— А во-вторых, если и уснешь, то не стоит беспокоиться — на этот случай у тебя есть муж. Он о тебе и позаботится. Поняла?
— Поняла.
Войдя в гостиную, Габриэль замер, пораженный представшей перед ним картиной: на диване, крепко обнявшись, мирно посапывали Грейс и Стефани.
Габриэль на цыпочках подошел к креслу и сел. Переводя взгляд со Стефани на Грейс и обратно, Габриэль с удивлением обнаружил, что испытывает к обеим одно и то же чувство. Обе были одинаково дороги ему, обеих он хотел согреть своей любовью и взять под свою защиту.
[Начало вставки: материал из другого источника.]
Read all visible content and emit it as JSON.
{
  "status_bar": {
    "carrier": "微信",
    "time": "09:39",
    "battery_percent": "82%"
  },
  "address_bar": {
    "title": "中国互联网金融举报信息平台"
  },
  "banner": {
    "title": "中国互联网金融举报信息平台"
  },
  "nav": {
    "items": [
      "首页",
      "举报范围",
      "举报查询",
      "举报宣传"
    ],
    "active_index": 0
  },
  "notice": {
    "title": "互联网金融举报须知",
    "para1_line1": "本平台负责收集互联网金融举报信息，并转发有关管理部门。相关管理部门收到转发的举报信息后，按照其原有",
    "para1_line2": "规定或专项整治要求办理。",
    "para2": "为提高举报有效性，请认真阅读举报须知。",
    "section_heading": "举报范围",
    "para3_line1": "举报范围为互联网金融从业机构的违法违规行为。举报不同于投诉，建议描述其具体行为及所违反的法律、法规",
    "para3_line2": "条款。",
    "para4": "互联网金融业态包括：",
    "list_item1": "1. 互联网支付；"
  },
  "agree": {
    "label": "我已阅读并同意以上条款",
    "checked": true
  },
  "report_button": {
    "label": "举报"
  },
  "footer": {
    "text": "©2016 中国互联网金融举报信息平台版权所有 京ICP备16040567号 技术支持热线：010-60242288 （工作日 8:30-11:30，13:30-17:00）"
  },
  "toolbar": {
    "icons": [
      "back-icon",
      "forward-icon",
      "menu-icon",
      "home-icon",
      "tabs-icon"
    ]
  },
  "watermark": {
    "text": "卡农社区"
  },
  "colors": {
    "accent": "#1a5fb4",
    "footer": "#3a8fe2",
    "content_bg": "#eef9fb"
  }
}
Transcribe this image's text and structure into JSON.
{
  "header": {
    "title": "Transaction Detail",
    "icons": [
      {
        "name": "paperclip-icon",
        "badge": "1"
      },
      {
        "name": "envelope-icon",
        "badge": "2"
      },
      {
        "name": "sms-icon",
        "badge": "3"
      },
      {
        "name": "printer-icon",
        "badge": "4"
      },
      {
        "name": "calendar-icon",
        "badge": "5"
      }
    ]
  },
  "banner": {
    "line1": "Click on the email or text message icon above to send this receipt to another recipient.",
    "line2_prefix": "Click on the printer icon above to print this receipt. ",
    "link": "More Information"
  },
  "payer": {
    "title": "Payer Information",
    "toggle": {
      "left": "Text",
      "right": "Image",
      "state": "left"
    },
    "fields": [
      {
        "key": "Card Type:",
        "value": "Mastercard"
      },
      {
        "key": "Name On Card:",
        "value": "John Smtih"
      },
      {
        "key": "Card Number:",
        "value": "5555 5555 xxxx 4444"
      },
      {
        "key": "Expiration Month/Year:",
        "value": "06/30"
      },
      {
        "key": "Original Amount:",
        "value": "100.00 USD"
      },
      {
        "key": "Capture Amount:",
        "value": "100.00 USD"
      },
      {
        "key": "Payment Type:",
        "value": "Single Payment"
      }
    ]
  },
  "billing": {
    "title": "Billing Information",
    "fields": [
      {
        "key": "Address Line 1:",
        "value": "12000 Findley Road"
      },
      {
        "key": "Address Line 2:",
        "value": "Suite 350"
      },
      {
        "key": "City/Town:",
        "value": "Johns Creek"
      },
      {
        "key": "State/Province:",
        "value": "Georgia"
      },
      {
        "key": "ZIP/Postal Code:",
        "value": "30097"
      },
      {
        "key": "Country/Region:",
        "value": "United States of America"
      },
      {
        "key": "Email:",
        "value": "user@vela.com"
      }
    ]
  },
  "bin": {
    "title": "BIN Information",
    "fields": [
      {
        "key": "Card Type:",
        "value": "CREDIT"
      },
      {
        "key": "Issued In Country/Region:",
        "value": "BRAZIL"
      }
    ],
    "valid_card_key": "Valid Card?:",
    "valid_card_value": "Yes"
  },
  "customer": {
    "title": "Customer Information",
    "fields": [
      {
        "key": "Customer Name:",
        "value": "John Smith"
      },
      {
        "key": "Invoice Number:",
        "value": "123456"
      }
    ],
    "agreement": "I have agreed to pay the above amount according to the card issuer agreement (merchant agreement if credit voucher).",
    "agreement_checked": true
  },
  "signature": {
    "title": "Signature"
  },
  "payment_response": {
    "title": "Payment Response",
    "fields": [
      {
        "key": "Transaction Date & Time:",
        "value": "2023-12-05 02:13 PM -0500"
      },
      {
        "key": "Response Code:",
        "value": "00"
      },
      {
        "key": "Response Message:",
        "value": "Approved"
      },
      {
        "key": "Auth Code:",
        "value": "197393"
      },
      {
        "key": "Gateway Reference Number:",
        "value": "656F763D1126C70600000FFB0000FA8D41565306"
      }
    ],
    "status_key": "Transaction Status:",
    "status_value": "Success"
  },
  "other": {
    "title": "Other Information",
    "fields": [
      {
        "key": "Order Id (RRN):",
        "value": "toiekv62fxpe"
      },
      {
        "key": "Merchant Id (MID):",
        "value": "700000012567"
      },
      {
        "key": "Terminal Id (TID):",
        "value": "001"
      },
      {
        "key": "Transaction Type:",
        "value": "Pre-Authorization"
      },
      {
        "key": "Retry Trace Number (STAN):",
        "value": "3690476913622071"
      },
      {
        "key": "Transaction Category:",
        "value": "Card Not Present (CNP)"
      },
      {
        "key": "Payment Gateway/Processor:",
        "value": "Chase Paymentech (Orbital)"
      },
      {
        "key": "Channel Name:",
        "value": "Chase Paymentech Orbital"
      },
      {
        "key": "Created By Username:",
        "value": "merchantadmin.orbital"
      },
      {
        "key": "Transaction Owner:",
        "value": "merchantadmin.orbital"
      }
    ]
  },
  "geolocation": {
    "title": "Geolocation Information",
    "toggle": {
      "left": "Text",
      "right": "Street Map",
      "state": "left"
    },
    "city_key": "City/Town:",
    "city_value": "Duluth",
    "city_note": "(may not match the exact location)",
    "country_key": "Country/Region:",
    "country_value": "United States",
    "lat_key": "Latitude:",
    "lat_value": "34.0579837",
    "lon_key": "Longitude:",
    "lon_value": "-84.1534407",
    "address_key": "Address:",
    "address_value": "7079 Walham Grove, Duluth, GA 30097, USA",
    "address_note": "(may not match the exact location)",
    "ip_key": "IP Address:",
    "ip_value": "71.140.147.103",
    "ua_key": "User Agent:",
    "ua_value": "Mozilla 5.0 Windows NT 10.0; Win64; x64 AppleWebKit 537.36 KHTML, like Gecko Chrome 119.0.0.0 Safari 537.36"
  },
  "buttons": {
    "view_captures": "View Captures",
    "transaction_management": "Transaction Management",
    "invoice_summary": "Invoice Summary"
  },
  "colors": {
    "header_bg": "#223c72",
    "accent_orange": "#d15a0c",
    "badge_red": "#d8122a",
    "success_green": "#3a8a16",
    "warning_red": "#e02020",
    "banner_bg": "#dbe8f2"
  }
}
Конечно, он знал Стефани с первых дней ее жизни и любил всегда. Но Грейс… Эта женщина появилась из ниоткуда в тот самый момент, когда он нуждался в ней. Она помогла ему, да, и он был благодарен ей, но у него и в мыслях не было… Чего?
Габриэль задумчиво потер подбородок. Грейс… Красивая, умная, живая, чувственная. Неудивительно, что он вожделел к ней, но полюбить… Нет, ни о какой любви ему не хотелось и думать. Более того, он поклялся, что никогда никого не полюбит. Стефани не в счет. Влюбиться — значит, подвергнуть себя огромному риску. Любовь разбивает сердца и обрекает на одиночество. В его жизни и без того хватало горя. Конечно, было бы неплохо насладиться более теплыми отношениями с соблазнительной американкой, но не более того.
Однако сейчас, глядя на спокойное лицо Грейс, на рассыпавшиеся по подушке волосы, на ровно вздымающуюся и опускающуюся грудь и чувствуя, как теплая волна нежности омывает его сердце, Габриэль понял — сохранить верность клятве будет очень нелегко.
Грейс проснулась под тихие звуки музыки. В комнате, освещенной светом торшеров, царил интимный полумрак. Грейс приподнялась, потерла затекшую шею и огляделась. Из кресла ей улыбался Габриэль.
— Сколько времени?
— Почти полночь.
— Так поздно? — Грейс поморщилась — в голове шумело. Не надо было пить вино с Фионой. — Хочешь сказать, что я проспала почти четыре часа?
Габриэль усмехнулся.
— Ты же сама сказала, что выпила вина за ланчем.
— А где Стефани? — Грейс смутно помнила, что уснула на диване вместе с девочкой.
— Я перенес ее в спальню.
Грейс застонала.
— У меня есть правило: никогда не пить за ланчем. Это смерть. Всегда засыпаю как убитая.
— То-то мне показалось, что ты пришла с ланча в довольно-таки игривом настроении.
Габриэль покачал головой. Такой Грейс он еще не видел. Она смеялась, шутила, хихикала, как девчонка.
— Кошмар. Придется лечиться от алкоголизма.
Грейс плохо помнила, что случилось дальше. На этот раз Габриэль был нежен и терпелив. Он не торопил ее и не торопился сам. Его губы неспешно исследовали все доступные им уголки, и Грейс наслаждалась этими легкими, похожими на прикосновение крыльев бабочки прикосновениями, зная, что за ними последует неизбежное соединение стремящихся друг к другу тел. Все происходящее казалось Грейс чем-то нереальным — то ли сном, то ли сценой из фильма.
Рука Габриэля скользнула под ее блузку.
— Мы же договорились, что больше не будем это делать, — прошептала Грейс.
Его пальцы коснулись ее щеки. Какие у него густые и длинные ресницы… А губы…
— Правила для того и существуют, чтобы их нарушать, не так ли?
Грейс уже готова была согласиться, когда издалека донесся детский плач.
— Стефани!
Габриэль выбежал из комнаты еще до того, как Грейс успела подняться. Когда она вбежала в детскую, он стоял на коленях перед кроватью. Еще с порога Грейс увидела на лице Стефани лихорадочный румянец, глаза девочки блестели.